# Why PCA ?

In [None]:
!wget -q https://github.com/PSAM-5020-2025S-A/5020-utils/raw/main/src/data_utils.py

In [None]:
import matplotlib.pyplot as plt
import pandas as pd

from data_utils import PCA, StandardScaler, KMeansClustering, object_from_json_url

### Get Data

In [None]:
PENGUIN_URL = "https://raw.githubusercontent.com/PSAM-5020-2025S-A/5020-utils/refs/heads/main/datasets/json/penguins.json"
penguin_data = object_from_json_url(PENGUIN_URL)

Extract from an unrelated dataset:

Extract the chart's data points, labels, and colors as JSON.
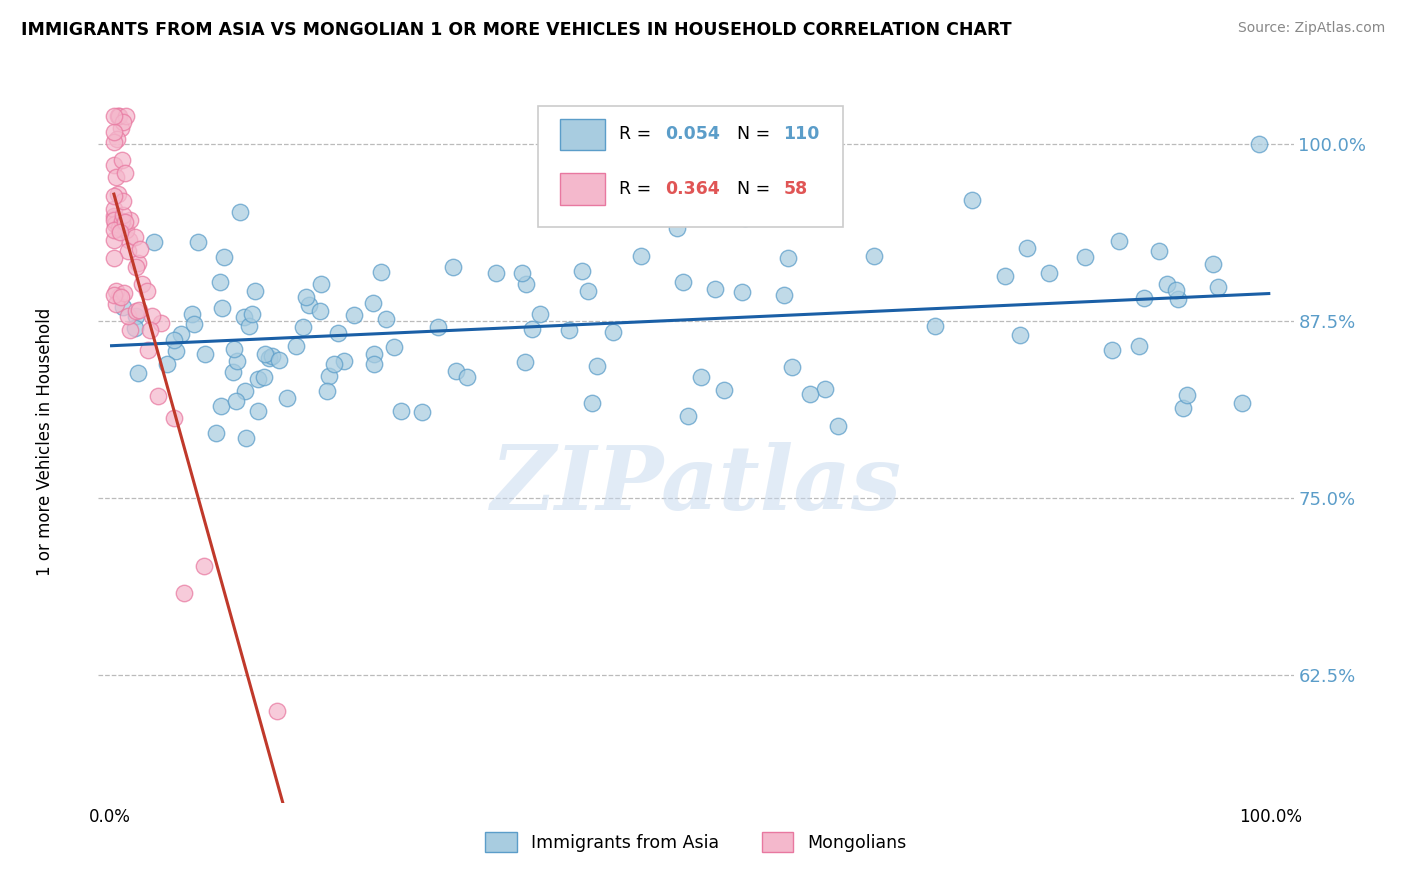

penguins_df = pd.DataFrame.from_records(penguin_data)
penguins_df

### Penguin Example

Explore the penguin data.

Let's encode the species column into integers.
It's a simple encoding, so we can just do it manually using a function and the `DataFrame.apply()` command.

In [None]:
species = list(penguins_df["species"].unique())

def species_to_label(s):
  return species.index(s)

penguins_df["label"] = penguins_df["species"].apply(species_to_label)

display(penguins_df)
penguins_df.shape

### Scale

In [None]:
# TODO: Scale data

### Covariances

If we're trying to get some insight into our data, we can look at covariance tables and some plots.

Now that we have scaled data we can look at covariance tables.

In [None]:
# TODO: Look at covariances

In [None]:
# Get 2 or 3 most related features with idxmax()
p_cov = penguins_scaled_df.cov()
p_cov[p_cov == p_cov.max(axis=1)] = 0

display(p_cov)
p_cov.abs().idxmax()

### Separate Features

In [None]:
# TODO: Separate features from the scaled full DataFrame

### Plot the Data

We can look at plots of the most correlated features, and of all of the possible pairs of features.

In [None]:
print("TOP FEATURES")
# TOP CORRELATED FEATURES

# TODO: Add the 2 most correlated features here
top_features = []

for i,cx in enumerate(top_features):
  for j,cy in enumerate(top_features):
    if j > i:
      plt.scatter(penguins_features_df[cx], penguins_features_df[cy], c=penguins_df["label"])
      plt.xlabel(cx)
      plt.ylabel(cy)
      plt.show()

print("ALL FEATURES")
# ALL FEATURES
for i,cx in enumerate(penguins_features_df.columns):
  for j,cy in enumerate(penguins_features_df.columns):
    if j > i:
      plt.scatter(penguins_features_df[cx], penguins_features_df[cy], c=penguins_df["label"])
      plt.xlabel(cx)
      plt.ylabel(cy)
      plt.show()

### PCA

The plots tell us a lot, but information is spread through many images.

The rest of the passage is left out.